Fenerbahçe takımı, iki ay sonra kentsel dönüşüm buldozeri girecek süksesi mazide kalmış muhteşem evin ahalisi gibi... Bir çivi çakmak bile angarya sanki. Bir gün yeniden pırıl pırıl yaratılır ama bugün ne kiracılar ilgileniyor ne ev sahibi.
Zaten pılısını pırtısını toplamış Advocaat Hollanda’daki evine gitti mi dönmezken... Takımın taşıyıcı kolonu Lens baba cenazesi, milli takım gide gele Evliya Çelebi’ye dönmüşken... Geri kalanlar harıl harıl yeni ev ararken...
Karabük galibiyeti ile bahçesinde güller açsa ne olur Fener’in; ocağına yıldırım düşse ne olur.
Maçın ilk yarısında pozisyon aslanın ağzındaydı. Başakşehir’in kaybetmiş olmasına karşın üç puan için yırtınmayan Fenerbahçe ile umulanın tersine hücumda etkisiz Karabük, oyunu orta alana sıkıştırmıştı.
Aslında top rakipteyken takım halinde başlayan Karabük defansta da iyi değildi ama Fenerbahçe’nin pozisyona girmek için Lens’ten başka planı yoktu. Lens’in ise karşısındaki Latovlevici’nin sertliği tek planı da bozuyordu. Latovlevici’nin ilk yarı bitmeden sakatlanması, yerine sağbekten geçen Papp’ın ise Lens ile ilk mücadelesinde sarı kart alması Fenerbahçe’nin şansıydı.
İleri çıkmayan Fenerbahçe kanat bekleri Wiel ve Hasan Ali ile Fenerbahçe bir türlü baskı kuramıyor, Alper boşa çırpınıyor, Aatıf ayağına geleni eziyor, Van Persie’ye top bile gelmiyordu. Gelse bile sürekli oynamayan Van Persie eski halinden uzaktı.
Bu durumda top Fenerbahçe’ye geçince forvet adamlarına kadar sahanın her yerinde baskı yapan Karabük’ün de etkisi vardı.
Duran topları saymasak Fenerbahçe’nin gole yaklaştığı iki pozisyon oldu ilk devre, birini Lens başlattı, ötekinde Lens tek başına gitti. Hepsi kaleci Ahmet Şahin’de kaldı.
İkinci yarıya ise dörtlü savunmaya dönerek bambaşka başladı Karabükspor. Latovlevici’nin yerine oyuna girip sağ beke geçen Poko oyun kuruyordu. Sakatlanan ikinci oyuncusu Tanese’nin yerine Serdar girmişti ki, 66. dakikada ikisinin organizasyonunu Fabiano zorlukla çıkardı. Ev sahibi önde oynuyor ve ilk devrenin tersine üst üste pozisyon buluyordu.

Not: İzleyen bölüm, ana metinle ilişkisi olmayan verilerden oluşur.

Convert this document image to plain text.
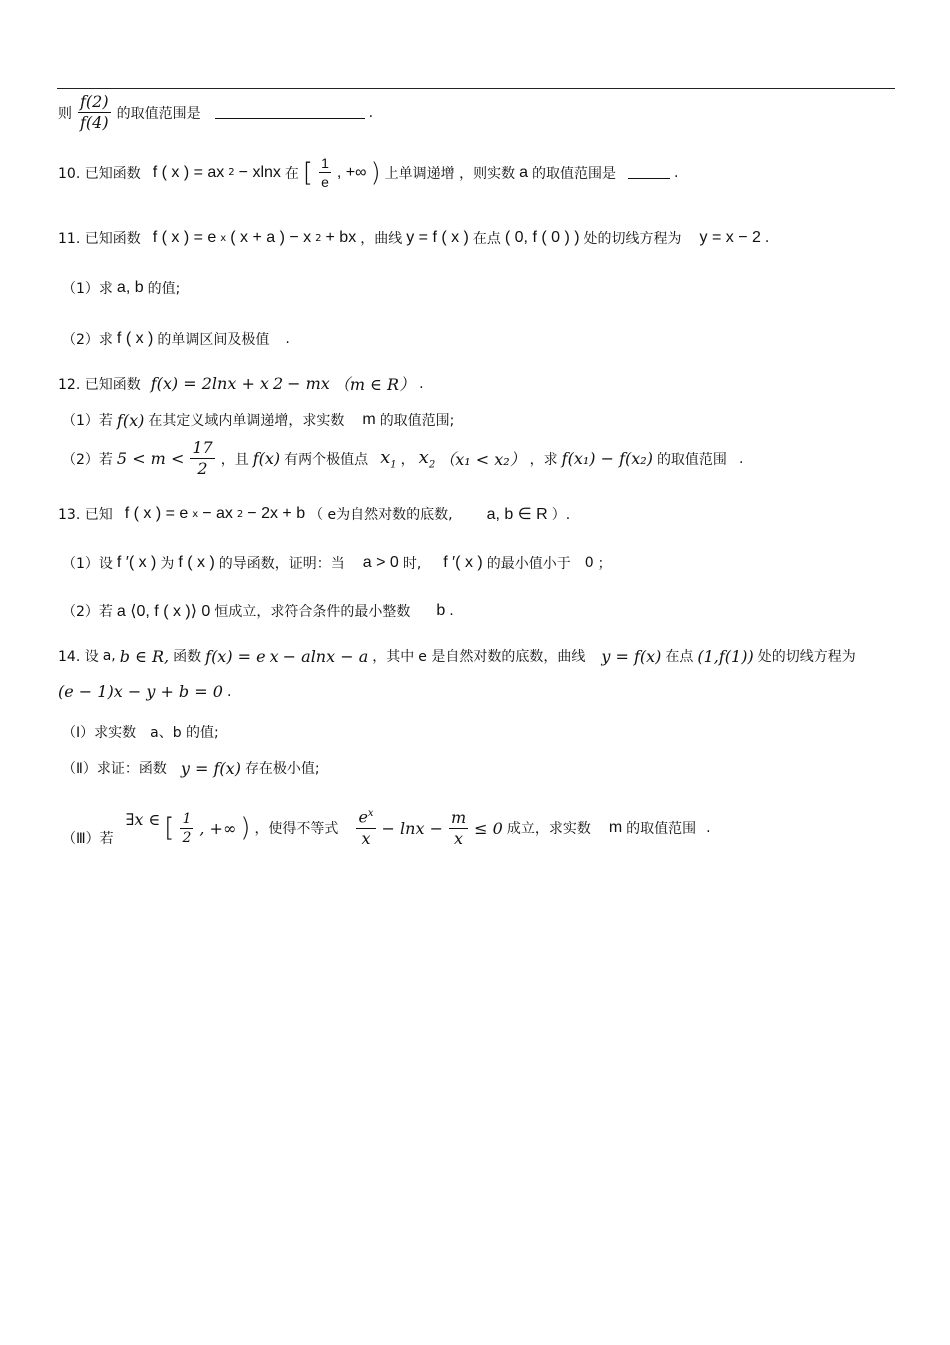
则 $\frac{f(2)}{f(4)}$ 的取值范围是	.
10. 已知函数 f ( x ) = ax 2 − xlnx 在 [ $\frac{1}{e}$ , +∞ ) 上单调递增 ，则实数 a 的取值范围是	.
11. 已知函数 f ( x ) = e x ( x + a ) − x 2 + bx ，曲线 y = f ( x ) 在点 ( 0, f ( 0 ) ) 处的切线方程为 y = x − 2 .
（1）求 a, b 的值;
（2）求 f ( x ) 的单调区间及极值 .
12. 已知函数 f(x) = 2lnx + x 2 − mx （m ∈ R） .
（1）若 f(x) 在其定义域内单调递增，求实数 m 的取值范围;
（2）若 $5 < m < \frac{17}{2}$ ，且 f(x) 有两个极值点 $x_1$ ， $x_2$ （x₁ < x₂） ，求 f(x₁) − f(x₂) 的取值范围 .
13. 已知 f ( x ) = e x − ax 2 − 2x + b （ e为自然对数的底数, a, b ∈ R ）.
（1）设 f ′( x ) 为 f ( x ) 的导函数，证明：当 a > 0 时, f ′( x ) 的最小值小于 0 ；
（2）若 a ⟨0, f ( x )⟩ 0 恒成立，求符合条件的最小整数 b .
14. 设 a, b ∈ R, 函数 f(x) = e x − alnx − a ，其中 e 是自然对数的底数，曲线 y = f(x) 在点 (1,f(1)) 处的切线方程为
(e − 1)x − y + b = 0 .
（Ⅰ）求实数 a、b 的值;
（Ⅱ）求证：函数 y = f(x) 存在极小值;
（Ⅲ）若
∃x ∈ [ $\frac{1}{2}$ , +∞ ) ，使得不等式 $\frac{e^x}{x} - \ln x - \frac{m}{x} \le 0$ 成立，求实数 m 的取值范围 .
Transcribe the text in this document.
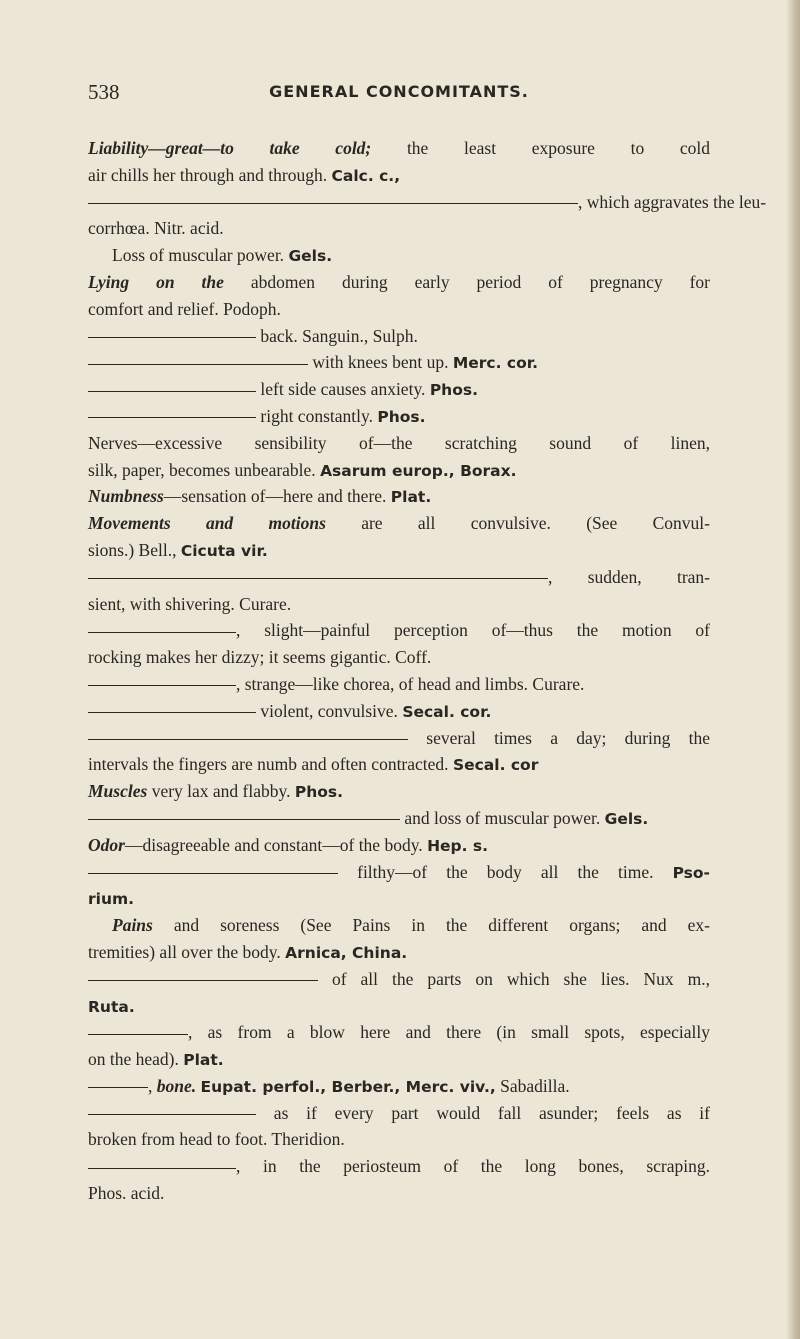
538	GENERAL CONCOMITANTS.
Liability—great—to take cold; the least exposure to cold
air chills her through and through. Calc. c.,
, which aggravates the leu-
corrhœa. Nitr. acid.
Loss of muscular power. Gels.
Lying on the abdomen during early period of pregnancy for
comfort and relief. Podoph.
back. Sanguin., Sulph.
with knees bent up. Merc. cor.
left side causes anxiety. Phos.
right constantly. Phos.
Nerves—excessive sensibility of—the scratching sound of linen,
silk, paper, becomes unbearable. Asarum europ., Borax.
Numbness—sensation of—here and there. Plat.
Movements and motions are all convulsive. (See Convul-
sions.) Bell., Cicuta vir.
, sudden, tran-
sient, with shivering. Curare.
, slight—painful perception of—thus the motion of
rocking makes her dizzy; it seems gigantic. Coff.
, strange—like chorea, of head and limbs. Curare.
violent, convulsive. Secal. cor.
several times a day; during the
intervals the fingers are numb and often contracted. Secal. cor
Muscles very lax and flabby. Phos.
and loss of muscular power. Gels.
Odor—disagreeable and constant—of the body. Hep. s.
filthy—of the body all the time. Pso-
rium.
Pains and soreness (See Pains in the different organs; and ex-
tremities) all over the body. Arnica, China.
of all the parts on which she lies. Nux m.,
Ruta.
, as from a blow here and there (in small spots, especially
on the head). Plat.
, bone. Eupat. perfol., Berber., Merc. viv., Sabadilla.
as if every part would fall asunder; feels as if
broken from head to foot. Theridion.
, in the periosteum of the long bones, scraping.
Phos. acid.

Şaşırmıştı Fenerbahçe... Hücum sorununu çözmek isterlerken bir de rakibin hücumları vardı karşılarında. Hemen takımın boyu uzadı. Bağlantılar gevşedi. Çeyrek saatlik bu süreçte Fabiano devleşti kalede.
Ardından Alper’in ortaya çıkması ile oyunun direksiyonuna Fenerbahçe geçti. Daha doğrusu Karabük direksiyonu bıraktı. Muhtemelen milli maçlarda yorulan futbolcuları yüzünden oyun disiplinini kaybettiler.
68. dakikada Volkan’ı alarak Aatıf’tan kurtuldu Advocaat... Ama Volkan on dakika sonra sakatlandı. “Oynarım” demesine karşın Advocaat Volkan’ı çıkardı, Sow’u aldı...
Değiştiren hocayı milletin önüne atan futbolcuya mı yanarsınız, oynarım diyen yeni girmiş futbolcuyu çıkaran hocaya mı. Fenerbahçe kazanmasaydı, bu öykü tek başına kalacaktı gündemde.
Gole gelince... O da ilginç; Fenerbahçe’nin galibiyet golünü, Volkan sakatlanmasa Sow’un yerine gireceği ve o dakikaya kadar sahada yok hükmündeki Van Persie attı... Hem de Sow’dan gelen topla.
Kim veya kimler maçı kafasında oynamış ve yapmış olabilir bu hesabı?
Ve maçın bitmesine bir dakika kala oyuna giren Ozan var bir de!..
Galibiyet bile fantastik bir macera Fenerbahçe’de.
Çünkü iki ay sonra buldozerlerin gireceği bir evde oturur gibiler. Ne ev sahibinin umurunda ne kiracıların; ancak bu kadar ilgilenirler.